As I began working with dear friend Tinatin on her memoir about a young Georgian/Soviet girl with a big dream to sing her way into the Western world, one common thread that runs throughout the manuscript is her longtime long-distance relationship with renowned jazz musician Dave Grusin.
As an audacious teen discovering the Western world via the early days of the Worldwide Web, she happened upon the email address of the pianist—whom her father not only admired, but dared to purchase his music at a time when anything that originated across the border was considered sinister—if not a crime to import. Papa also indulged his daughter in contraband Barbra Streisand albums, at great risk, which she used as a template to develop her English-language skills.

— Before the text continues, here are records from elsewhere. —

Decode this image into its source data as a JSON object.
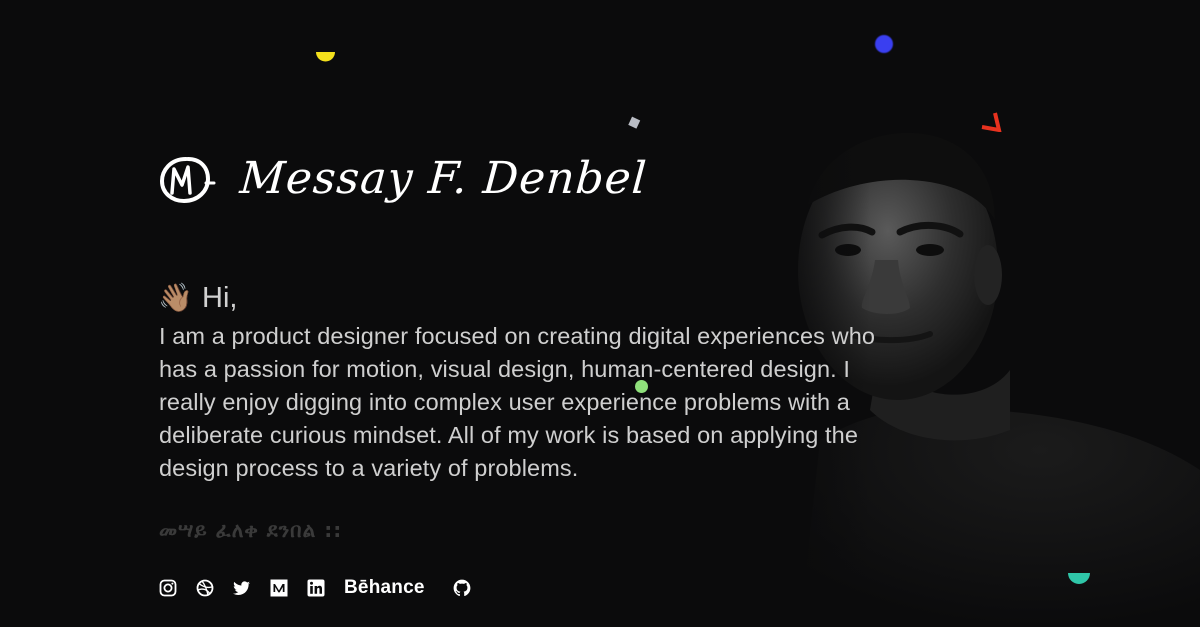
{
  "header": {
    "name": "Messay F. Denbel",
    "logo_icon": "monogram-md-icon"
  },
  "intro": {
    "wave_icon": "waving-hand-icon",
    "greeting": "Hi,",
    "bio": "I am a product designer focused on creating digital experiences who has a passion for motion, visual design, human-centered design. I really enjoy digging into complex user experience problems with a deliberate curious mindset. All of my work is based on applying the design process to a variety of problems.",
    "amharic_name": "መሣይ ፈለቀ ደንበል ::"
  },
  "social": {
    "links": [
      {
        "name": "instagram",
        "icon": "instagram-icon"
      },
      {
        "name": "dribbble",
        "icon": "dribbble-icon"
      },
      {
        "name": "twitter",
        "icon": "twitter-icon"
      },
      {
        "name": "medium",
        "icon": "medium-icon"
      },
      {
        "name": "linkedin",
        "icon": "linkedin-icon"
      },
      {
        "name": "behance",
        "label": "Bēhance"
      },
      {
        "name": "github",
        "icon": "github-icon"
      }
    ]
  },
  "colors": {
    "background": "#0b0b0c",
    "text_primary": "#ffffff",
    "text_body": "#cfcfcf",
    "accent_yellow": "#f4e01c",
    "accent_blue": "#3a3ff0",
    "accent_red": "#e8321f",
    "accent_green": "#8fe07b",
    "accent_teal": "#2fc6a8",
    "accent_gray": "#b9bcc4"
  }
}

Fortunately, Tina's innate talent was destined to break on through to the other side. As the walls came down in the Soviet Union, she traveled as a teen to London, then New York, working with the likes of songwriter Denise Rich and multi-Academy Award-winning duo Marilyn & Alan Bergman (who collaborated with Grusin on "It Might Be You" from "Tootsie").
Tinatin now lives in New York and as Smoking Nun readers know, she is acclaimed not only as a singer, but for co-writing 2009's runner-up Eurovision Song Contest winner, for Iceland.

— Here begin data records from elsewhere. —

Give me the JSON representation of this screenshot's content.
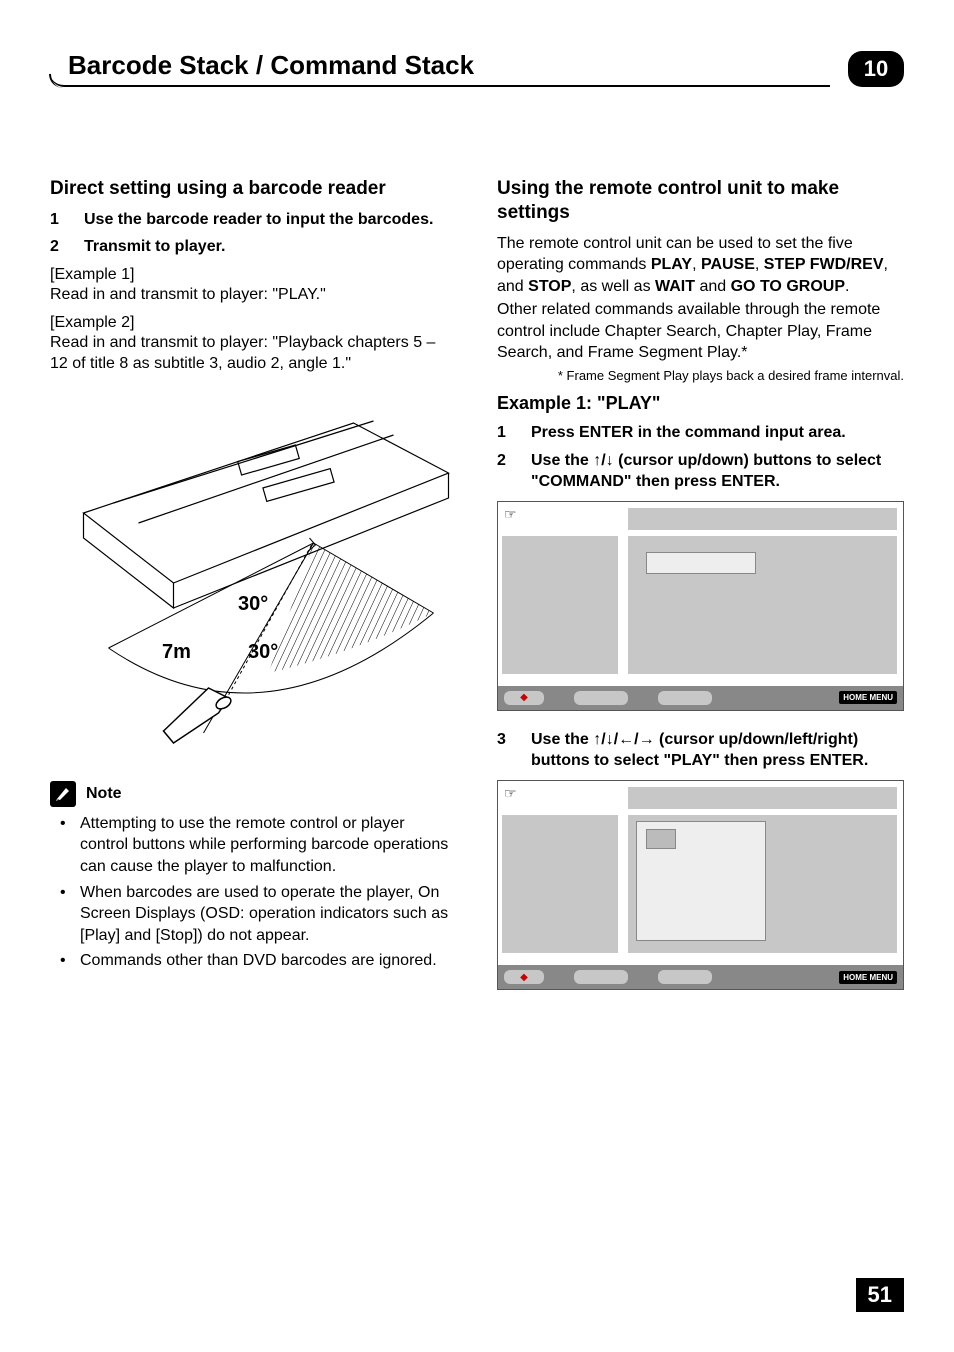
{
  "header": {
    "title": "Barcode Stack / Command Stack",
    "chapter": "10"
  },
  "left": {
    "h1": "Direct setting using a barcode reader",
    "step1_num": "1",
    "step1": "Use the barcode reader to input the barcodes.",
    "step2_num": "2",
    "step2": "Transmit to player.",
    "ex1_label": "[Example 1]",
    "ex1_body": "Read in and transmit to player: \"PLAY.\"",
    "ex2_label": "[Example 2]",
    "ex2_body": "Read in and transmit to player: \"Playback chapters 5 – 12 of title 8 as subtitle 3, audio 2, angle 1.\"",
    "fig": {
      "dist": "7m",
      "angle1": "30°",
      "angle2": "30°"
    },
    "note_title": "Note",
    "notes": [
      "Attempting to use the remote control or player control buttons while performing barcode operations can cause the player to malfunction.",
      "When barcodes are used to operate the player, On Screen Displays (OSD: operation indicators such as [Play] and [Stop]) do not appear.",
      "Commands other than DVD barcodes are ignored."
    ]
  },
  "right": {
    "h1": "Using the remote control unit to make settings",
    "p1a": "The remote control unit can be used to set the five operating commands ",
    "p1_play": "PLAY",
    "p1_pause": "PAUSE",
    "p1_step": "STEP FWD/REV",
    "p1_stop": "STOP",
    "p1_wait": "WAIT",
    "p1_go": "GO TO GROUP",
    "p1_mid1": ", ",
    "p1_mid2": ", ",
    "p1_mid3": ", and ",
    "p1_mid4": ", as well as ",
    "p1_mid5": " and ",
    "p1_end": ".",
    "p2": "Other related commands available through the remote control include Chapter Search, Chapter Play, Frame Search, and Frame Segment Play.*",
    "footnote": "* Frame Segment Play plays back a desired frame internval.",
    "ex_h": "Example 1:  \"PLAY\"",
    "s1_num": "1",
    "s1": "Press ENTER in the command input area.",
    "s2_num": "2",
    "s2a": "Use the ",
    "s2b": " (cursor up/down) buttons to select \"COMMAND\" then press ENTER.",
    "s3_num": "3",
    "s3a": "Use the ",
    "s3b": " (cursor up/down/left/right) buttons to select \"PLAY\" then press ENTER.",
    "home_menu": "HOME MENU"
  },
  "page_number": "51"
}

All well and good... but as we continued to move forward with her story for the memoir, one vital piece was missing: T had yet to meet Grusin. With the master musician serving as a mentor for more than a decade, how could we possibly close the book without a face-to-face meet?
Friday: Mission accomplished! I got an urgent alert from Tinatin just after midnight Thursday, asking if I was available for a surprise. I called her immediately: "Chris Neil is in town? No, wait, is it DG?!" She refused to give away the goods...
We met at 7 p.m. Friday in Times Square, and she led me to the legendary Iridium Jazz Club, where Les Paul held residence for years. Sure enough, headlining at 8 and 10 p.m.: Dave Grusin.
I'll save the full story for T's book, but as we took seats in the front row of the intimate venue, Tinatin was all a hot (fun) mess, full of "what if's." "Honey, we're going to make this happen," I assured. "You know my mantra: The answer is yes until someone says no." Leaving nothing to chance—imagine being so close and then, for whatever reason, the man vanishes—I headed backstage, found Mr. Grusin, introduced myself and said, "There's an old friend of yours here tonight: Tinatin from Russia." He smiled warmly and assured that we would visit after the gig.
We enjoyed both 70-minute shows, accompanied at times by trombone, stand-up bass, flute and drums, with Grusin on piano; mesmerized as he offered the ultimate indulgence: "It Might Be You," accompanied by a cellist who made love to his instrument onstage. It moved T and me to tears. And afterward...The end. Literally. At last. Now we have the requisite final chapter.